Per quanto concerne la Rotary Foundation è mia intenzione raccogliere l’eredità lasciatami dall’amico Gino che, suo malgrado, non è riuscito ad organizzare – nella sua annata – il Concerto di primavera il cui fine, com’è a voi ben noto, è quello di finanziare il Progetto Polio Plus. Cercherò anche in questo caso di coinvolgere gli altri rotary cittadini e della provincia per la miglior riuscita dell’evento in termini di presenze e di somme raccolte per la finalità di cui sopra.

Sul piano della comunicazione è stato fatto molto negli ultimi anni ma i repentini e continui cambiamenti nelle modalità con cui si comunica, impongono di essere al passo coi tempi. Alla tradizionale comunicazione a mezzo carta, a me tanto cara, si aggiunge una comunicazione cosiddetta digitale a cui appartengono i social network e internet. Dedicare attenzione e cura a questa ormai sicuramente non nuova ma in continua evoluzione forma di comunicazione, è opportuno e doveroso. Resta tuttavia inteso che per comunicare occorre il materiale principale ovvero la notizia. Starà quindi a noi tutti creare occasioni di comunicazione ovvero service che siano all’altezza di questo nostro prestigioso Club e che in quanto tali meritino di essere comunicati all’esterno.

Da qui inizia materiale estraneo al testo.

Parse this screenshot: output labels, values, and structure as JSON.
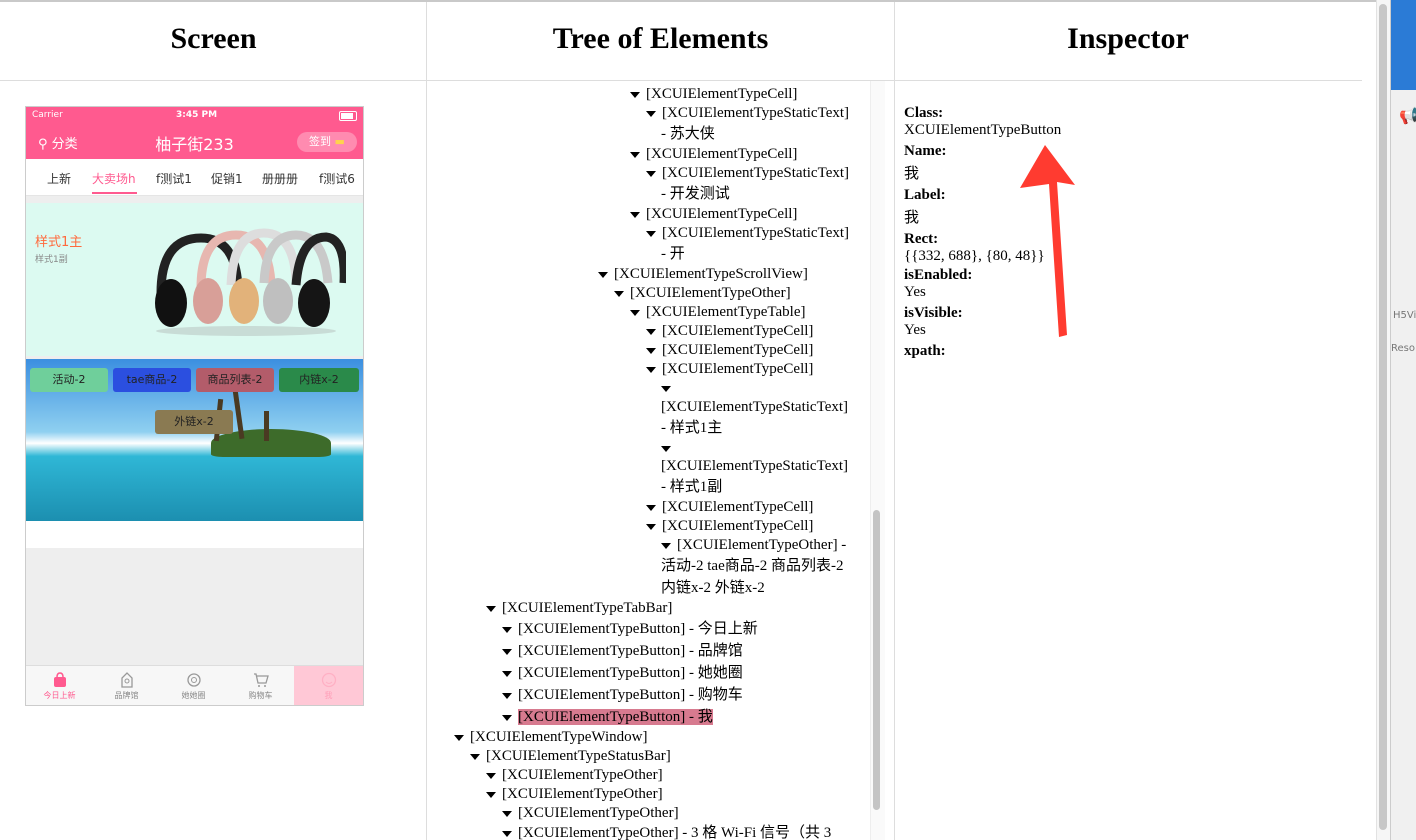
{
  "headers": {
    "screen": "Screen",
    "tree": "Tree of Elements",
    "inspector": "Inspector"
  },
  "phone": {
    "carrier": "Carrier",
    "time": "3:45 PM",
    "category": "分类",
    "title": "柚子街233",
    "signin": "签到",
    "tabs": [
      "上新",
      "大卖场h",
      "f测试1",
      "促销1",
      "册册册",
      "f测试6"
    ],
    "active_tab": "大卖场h",
    "banner_title": "样式1主",
    "banner_subtitle": "样式1副",
    "pills": [
      "活动-2",
      "tae商品-2",
      "商品列表-2",
      "内链x-2",
      "外链x-2"
    ],
    "tabbar": [
      "今日上新",
      "品牌馆",
      "她她圈",
      "购物车",
      "我"
    ]
  },
  "tree": {
    "rows": [
      "[XCUIElementTypeCell]",
      "[XCUIElementTypeStaticText]",
      "- 苏大侠",
      "[XCUIElementTypeCell]",
      "[XCUIElementTypeStaticText]",
      "- 开发测试",
      "[XCUIElementTypeCell]",
      "[XCUIElementTypeStaticText]",
      "- 开",
      "[XCUIElementTypeScrollView]",
      "[XCUIElementTypeOther]",
      "[XCUIElementTypeTable]",
      "[XCUIElementTypeCell]",
      "[XCUIElementTypeCell]",
      "[XCUIElementTypeCell]",
      "[XCUIElementTypeStaticText]",
      "- 样式1主",
      "[XCUIElementTypeStaticText]",
      "- 样式1副",
      "[XCUIElementTypeCell]",
      "[XCUIElementTypeCell]",
      "[XCUIElementTypeOther] -",
      "活动-2 tae商品-2 商品列表-2",
      "内链x-2 外链x-2",
      "[XCUIElementTypeTabBar]",
      "[XCUIElementTypeButton] - 今日上新",
      "[XCUIElementTypeButton] - 品牌馆",
      "[XCUIElementTypeButton] - 她她圈",
      "[XCUIElementTypeButton] - 购物车",
      "[XCUIElementTypeButton] - 我",
      "[XCUIElementTypeWindow]",
      "[XCUIElementTypeStatusBar]",
      "[XCUIElementTypeOther]",
      "[XCUIElementTypeOther]",
      "[XCUIElementTypeOther]",
      "[XCUIElementTypeOther] - 3 格 Wi-Fi 信号（共 3"
    ]
  },
  "inspector": {
    "class_label": "Class:",
    "class_value": "XCUIElementTypeButton",
    "name_label": "Name:",
    "name_value": "我",
    "label_label": "Label:",
    "label_value": "我",
    "rect_label": "Rect:",
    "rect_value": "{{332, 688}, {80, 48}}",
    "enabled_label": "isEnabled:",
    "enabled_value": "Yes",
    "visible_label": "isVisible:",
    "visible_value": "Yes",
    "xpath_label": "xpath:"
  },
  "side_panel": {
    "items": [
      "H5Vi",
      "Reso"
    ]
  },
  "colors": {
    "brand_pink": "#ff5a8f",
    "selection": "#d77a8f",
    "arrow": "#ff3b30"
  }
}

Infine, guardando al futuro non possiamo non pensare ai giovani. Le iniziative rotariane su cui investire sono il Rotaract, l’Interact, il Ryla e lo scambio giovani; per quest’ultimo dovremo per forza di cose aspettare. Voglio comunque sperare che nel secondo semestre dell’anno si possa tornare a parlarne; una iniziativa che reputo un’esperienza di grande valore formativo per gli adolescenti. Sulle altre sono sicuro che Romano Gori, dall’alto della sua esperienza e con l’ausilio di Roberta Romano e Giuseppe Paternò, sapranno sottoporre al consiglio i migliori progetti per i giovani.

Concludo questa mia relazione come l’ho iniziata ovvero ringraziando tutti i miei consiglieri e tutti i componenti le commissioni – che a breve vi illustrerò – per la loro disponibilità ad aiutarmi; sono certo che faremo bene perché lo spirito con cui abbiamo già condiviso molte progettualità mi lascia solo ben sperare per quest’annata

Grazie di nuovo a tutti per la fiducia e buon Rotary.